Intéressons-nous pour commencer à Samuel FORMEY. Il s’agit un pasteur prussien descendant de huguenots, homme de foi très engagé dans ses prêches, mais aussi homme de lettres fasciné par le bouillonnement intellectuel de l’Aufklärung et par la personnalité de Christian WOLFF.
FORMEY est également un journaliste extraordinairement prolifique, caractéristique que ses ennemis attribueront à son goût démesuré pour l’argent. Futur secrétaire perpétuel de l’Académie de Prusse, il est sensible aux raisonnements philosophiques et aux débats d’idées qui agitent l’Europe “éclairée”, même s’il veille à ne pas franchir certaines limites. Il forme le projet de composer son propre dictionnaire universel, et dans ce but commence par collecter une riche documentation. Apprenant que des libraires parisiens envisagent de publier une encyclopédie basée sur celle de CHAMBERS, de sa propre initiative il leur livre la plus grande partie des matériaux réunis pour son propre ouvrage, soit 1 800 pages manuscrites, contre un dédommagement de 300 livres que lui verse BRIASSON. Cette masse de notes sera par la suite publiée in extenso dans l’Encyclopédie et utilisée comme documentation par les encyclopédistes. Bien que non officiellement intégré à l’équipe éditoriale, FORMEY devient de facto un des plus importants collaborateurs de cette grande aventure éditoriale.

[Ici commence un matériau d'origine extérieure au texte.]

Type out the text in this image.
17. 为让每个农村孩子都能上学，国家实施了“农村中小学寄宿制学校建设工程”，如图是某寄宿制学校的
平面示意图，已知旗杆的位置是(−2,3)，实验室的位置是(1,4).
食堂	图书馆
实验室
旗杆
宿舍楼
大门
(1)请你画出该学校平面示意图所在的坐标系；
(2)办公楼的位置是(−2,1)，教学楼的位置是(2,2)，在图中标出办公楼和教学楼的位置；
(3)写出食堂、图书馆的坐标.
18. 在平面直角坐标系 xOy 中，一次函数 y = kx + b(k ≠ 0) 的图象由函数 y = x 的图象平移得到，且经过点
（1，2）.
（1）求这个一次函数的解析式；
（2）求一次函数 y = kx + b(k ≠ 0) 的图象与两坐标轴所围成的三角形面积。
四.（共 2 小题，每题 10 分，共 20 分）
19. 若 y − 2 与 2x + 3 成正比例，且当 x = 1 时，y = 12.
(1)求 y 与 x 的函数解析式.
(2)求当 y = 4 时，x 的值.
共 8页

En dépit de son adhésion spontanée, il ne se départit pas d’un certain esprit critique vis-à-vis de cette œuvre monumentale et multiplie ses passes d’armes, par écrits interposés, avec VOLTAIRE, ROUSSEAU et même DIDEROT. Il est pour le moins paradoxal que FORMEY se soit associé à une entreprise dont il ne pouvait que désapprouver les attaques contre la religion, la remise en question de l’ordre social et la volonté affirmée de faire primer la raison sur toute autre considération. Ces réticences finissent par le décider de rédiger lui-même une version de l’Encyclopédie qui ne contiendrait rien de susceptible de pouvoir porter offense « à la religion, au gouvernement et aux bonnes mœurs ».

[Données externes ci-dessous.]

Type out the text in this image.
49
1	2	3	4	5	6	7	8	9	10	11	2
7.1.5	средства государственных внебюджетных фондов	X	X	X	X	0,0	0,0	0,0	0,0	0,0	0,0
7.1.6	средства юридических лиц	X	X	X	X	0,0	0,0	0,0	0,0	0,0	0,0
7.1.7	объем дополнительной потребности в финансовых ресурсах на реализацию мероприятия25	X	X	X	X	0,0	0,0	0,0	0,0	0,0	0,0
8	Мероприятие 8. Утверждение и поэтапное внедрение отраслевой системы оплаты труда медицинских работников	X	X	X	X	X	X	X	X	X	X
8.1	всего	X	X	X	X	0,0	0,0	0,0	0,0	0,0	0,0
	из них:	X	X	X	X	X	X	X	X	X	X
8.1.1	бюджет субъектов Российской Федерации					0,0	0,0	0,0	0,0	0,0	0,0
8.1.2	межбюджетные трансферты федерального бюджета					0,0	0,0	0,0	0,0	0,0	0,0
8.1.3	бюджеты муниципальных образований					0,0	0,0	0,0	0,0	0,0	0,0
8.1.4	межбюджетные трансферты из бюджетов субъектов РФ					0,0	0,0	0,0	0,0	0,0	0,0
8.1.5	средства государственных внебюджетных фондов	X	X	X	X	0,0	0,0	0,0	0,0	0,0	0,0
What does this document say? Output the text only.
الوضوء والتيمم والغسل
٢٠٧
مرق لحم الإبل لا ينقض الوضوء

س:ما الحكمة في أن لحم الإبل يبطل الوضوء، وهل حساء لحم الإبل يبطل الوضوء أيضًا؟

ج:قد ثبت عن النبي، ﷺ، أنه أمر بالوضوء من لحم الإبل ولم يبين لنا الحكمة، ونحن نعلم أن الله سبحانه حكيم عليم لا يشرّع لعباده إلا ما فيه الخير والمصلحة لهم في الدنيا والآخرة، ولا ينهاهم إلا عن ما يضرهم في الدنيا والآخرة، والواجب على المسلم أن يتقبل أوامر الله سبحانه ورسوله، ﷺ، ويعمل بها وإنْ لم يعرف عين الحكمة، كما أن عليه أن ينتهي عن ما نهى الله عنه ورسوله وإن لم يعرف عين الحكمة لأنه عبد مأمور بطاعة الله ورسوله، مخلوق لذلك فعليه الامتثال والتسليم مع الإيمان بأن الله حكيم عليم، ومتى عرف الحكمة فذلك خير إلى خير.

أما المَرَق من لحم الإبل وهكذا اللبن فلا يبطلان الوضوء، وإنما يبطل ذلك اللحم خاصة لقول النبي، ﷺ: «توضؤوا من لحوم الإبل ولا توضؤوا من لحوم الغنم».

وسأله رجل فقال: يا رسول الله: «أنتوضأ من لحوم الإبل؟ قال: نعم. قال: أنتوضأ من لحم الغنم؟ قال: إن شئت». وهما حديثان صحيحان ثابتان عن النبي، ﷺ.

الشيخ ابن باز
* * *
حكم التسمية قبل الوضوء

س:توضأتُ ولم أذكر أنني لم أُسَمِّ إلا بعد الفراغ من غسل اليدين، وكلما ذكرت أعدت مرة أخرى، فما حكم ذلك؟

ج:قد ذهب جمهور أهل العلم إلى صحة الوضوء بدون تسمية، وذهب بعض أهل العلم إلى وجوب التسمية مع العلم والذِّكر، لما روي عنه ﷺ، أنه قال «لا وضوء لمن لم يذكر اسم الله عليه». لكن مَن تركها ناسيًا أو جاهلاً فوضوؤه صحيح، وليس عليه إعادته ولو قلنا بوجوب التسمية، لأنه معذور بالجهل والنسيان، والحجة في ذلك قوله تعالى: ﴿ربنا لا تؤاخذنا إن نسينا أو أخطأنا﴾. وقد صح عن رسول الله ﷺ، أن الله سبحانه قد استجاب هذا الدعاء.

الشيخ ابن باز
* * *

Dans ses écrits préparatoires, il s’attarde sur les nombreuses erreurs relevées dans les cinq tomes déjà publiés, pointant également le fait que l’Encyclopédie, devenue trop volumineuse à son goût, est d’un coût élevé : « C’est le prix considérable de ce livre, qui permet à peu de personnes d’en faire l’acquisition, sans compter que la grosseur des volumes & l’immensité des détails ne conviennent pas à tout le monde. » Posant ce constat, il évoque l’idée, qu’il prétend lui avoir été soufflée par des “personnes distinguées”, d’une “encyclopédie réduite”. Il se fixe même un objectif ambitieux : « J’atteindrai bientôt les Encyclopédistes, & alors je donnerai régulièrement un volume après que celui du grand ouvrage auquel il répondra aura paru. » Même s’il prétend vouloir retranscrire “l’essence de l’original”, enrichi et corrigé par d’autres sources, il s’agit bel et bien d’un projet de réécriture s’apparentant à du plagiat.

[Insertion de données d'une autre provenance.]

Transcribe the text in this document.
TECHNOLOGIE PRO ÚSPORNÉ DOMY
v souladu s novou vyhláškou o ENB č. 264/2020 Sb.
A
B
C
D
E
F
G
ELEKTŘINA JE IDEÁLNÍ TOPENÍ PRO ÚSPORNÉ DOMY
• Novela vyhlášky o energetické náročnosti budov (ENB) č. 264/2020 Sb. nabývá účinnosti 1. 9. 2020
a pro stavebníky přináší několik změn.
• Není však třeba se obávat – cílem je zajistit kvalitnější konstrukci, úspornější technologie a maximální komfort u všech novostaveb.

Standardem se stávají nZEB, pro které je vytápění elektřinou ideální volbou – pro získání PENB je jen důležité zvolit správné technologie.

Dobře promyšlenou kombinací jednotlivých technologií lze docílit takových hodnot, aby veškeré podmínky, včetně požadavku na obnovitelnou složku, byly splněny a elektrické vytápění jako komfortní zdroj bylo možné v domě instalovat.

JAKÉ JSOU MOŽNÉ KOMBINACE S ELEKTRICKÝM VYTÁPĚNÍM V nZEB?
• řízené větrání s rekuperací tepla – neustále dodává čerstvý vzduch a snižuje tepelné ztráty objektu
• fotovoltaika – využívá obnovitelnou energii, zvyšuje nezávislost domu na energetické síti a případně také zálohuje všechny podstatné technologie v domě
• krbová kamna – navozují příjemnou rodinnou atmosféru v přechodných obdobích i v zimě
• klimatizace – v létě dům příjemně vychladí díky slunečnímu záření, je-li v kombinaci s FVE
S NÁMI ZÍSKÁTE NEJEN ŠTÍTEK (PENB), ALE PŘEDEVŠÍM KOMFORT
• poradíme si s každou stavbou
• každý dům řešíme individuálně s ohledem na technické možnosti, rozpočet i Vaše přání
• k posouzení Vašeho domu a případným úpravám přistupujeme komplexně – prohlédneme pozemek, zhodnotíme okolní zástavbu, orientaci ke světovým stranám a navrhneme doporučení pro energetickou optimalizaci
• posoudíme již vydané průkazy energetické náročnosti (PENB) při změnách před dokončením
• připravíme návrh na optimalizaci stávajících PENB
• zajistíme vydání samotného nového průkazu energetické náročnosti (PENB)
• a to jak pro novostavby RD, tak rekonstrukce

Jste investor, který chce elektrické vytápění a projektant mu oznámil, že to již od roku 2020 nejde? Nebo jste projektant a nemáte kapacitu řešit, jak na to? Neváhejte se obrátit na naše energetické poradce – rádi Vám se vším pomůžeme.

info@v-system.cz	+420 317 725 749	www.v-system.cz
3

Début janvier 1756, il fait éditer un prospectus dans lequel il expose son programme à MALESHERBES. Pressentant les résistances à venir, il écrit également à la Société royale de Londres pour obtenir un soutien qu’il n’obtiendra pas. Le 13 février, D’ALEMBERT lui adresse un courrier qui, pour courtois qu’il soit, n’en est pas moins très direct : « Je doute qu’il [le projet] soit goûté ni par les libraires, ni par les auteurs de l’Encyclopédie. Il ne peut que faire tomber, s’il est mal exécuté, un ouvrage auquel vous avez travaillé. » Trois jours plus tard, D’ALEMBERT s’adresse directement à MALESHERBES, à la demande expresse des libraires qui voient là un danger direct pour la rentabilité et la pérennité de leur entreprise : « Personnellement, il m’importe peu que l’Encyclopédie soit réduite, démembrée, déchirée, persécutée, supprimée ; mais le procédé de monsieur FORMEY ne me paroit ni juste ni honnête, & la demande des libraires me paroit équitable. J’ajoute que monsieur FORMEY désoblige tous nos auteurs. » Soucieux de laisser à ce dernier une chance de sauver les apparences, D’ALEMBERT lui écrit un mois plus tard : « Je n’ai jamais douté que l’entreprise de l’Encyclopédie réduite ne vous ai été suggérée… si vous me demandez conseil, je crois que vous ferez sagement & honnêtement de renoncer. » Quoi qu’il en soit, le projet n’aboutira pas, FORMEY n’ayant pas réussi à obtenir l’autorisation escomptée.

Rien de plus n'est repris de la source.